The settlement has a toggle framework where the debtors can either raise sufficient funds to irrevocably pay the more than $175 million owed to NantCell and NANTibody, or elect to not make the payments and “walk away” with a full “divorce” from the Nant parties.

In the payment scenario, the debtors have agreed with the debtor-in-possession lender, the official committee of unsecured creditors and the official committee of equity security holders that they will not make the Nant payments unless they have secured committed financing (without material contingencies) to pay each of the DIP facility and all allowed general unsecured claims in full in cash on the effective date of a Chapter 11 plan.

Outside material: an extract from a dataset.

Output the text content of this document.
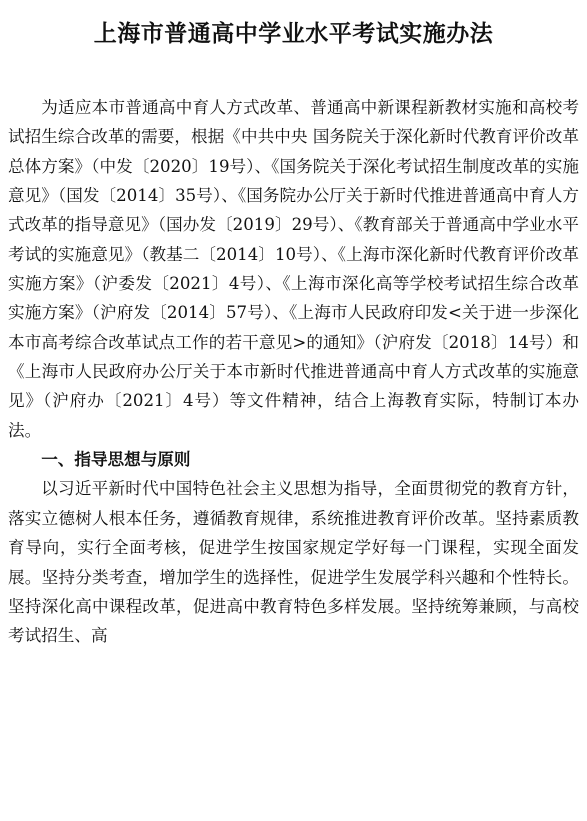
上海市普通高中学业水平考试实施办法

为适应本市普通高中育人方式改革、普通高中新课程新教材实施和高校考试招生综合改革的需要，根据《中共中央 国务院关于深化新时代教育评价改革总体方案》（中发〔2020〕19号）、《国务院关于深化考试招生制度改革的实施意见》（国发〔2014〕35号）、《国务院办公厅关于新时代推进普通高中育人方式改革的指导意见》（国办发〔2019〕29号）、《教育部关于普通高中学业水平考试的实施意见》（教基二〔2014〕10号）、《上海市深化新时代教育评价改革实施方案》（沪委发〔2021〕4号）、《上海市深化高等学校考试招生综合改革实施方案》（沪府发〔2014〕57号）、《上海市人民政府印发<关于进一步深化本市高考综合改革试点工作的若干意见>的通知》（沪府发〔2018〕14号）和《上海市人民政府办公厅关于本市新时代推进普通高中育人方式改革的实施意见》（沪府办〔2021〕4号）等文件精神，结合上海教育实际，特制订本办法。

一、指导思想与原则

以习近平新时代中国特色社会主义思想为指导，全面贯彻党的教育方针，落实立德树人根本任务，遵循教育规律，系统推进教育评价改革。坚持素质教育导向，实行全面考核，促进学生按国家规定学好每一门课程，实现全面发展。坚持分类考查，增加学生的选择性，促进学生发展学科兴趣和个性特长。坚持深化高中课程改革，促进高中教育特色多样发展。坚持统筹兼顾，与高校考试招生、高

In the walk-away scenario, the debtors and the Nant parties will mutually release their pending litigation matters and all other claims and judgments against each other, including the roughly $175 million owed to NantCell and NANTibody. The debtors will convey all of their ownership in NANTibody, NantCancerStemCell, LLC and NantBio, Inc. to those respective entities, and Sorrento’s membership, directorship, and any other rights in those entities, as applicable, will be canceled. NantBio will pay the debtors $1.5 million, and NantCell and the Nant parties will obtain a full release of the debtors’ royalty rights with respect to the PD-L1 antibody that is the subject of the April 21, 2015 exclusive license agreement between NantCell and Sorrento.

In short, the walk-away would be a full divorce of all relationships between the debtors and the Nant parties so that both sides can continue operating without needing to interact with each other, thereby minimizing the prospect of future litigation, the company said.

“This toggle framework will allow the debtors to preserve optionality in the near term and determine the most value-maximizing path forward, as they continue their ongoing sale and financing marketing process,” the company said in the motion.

The biopharmaceutical company is based in San Diego. The company filed bankruptcy on Feb. 13 under Chapter 11 case number 23-90085.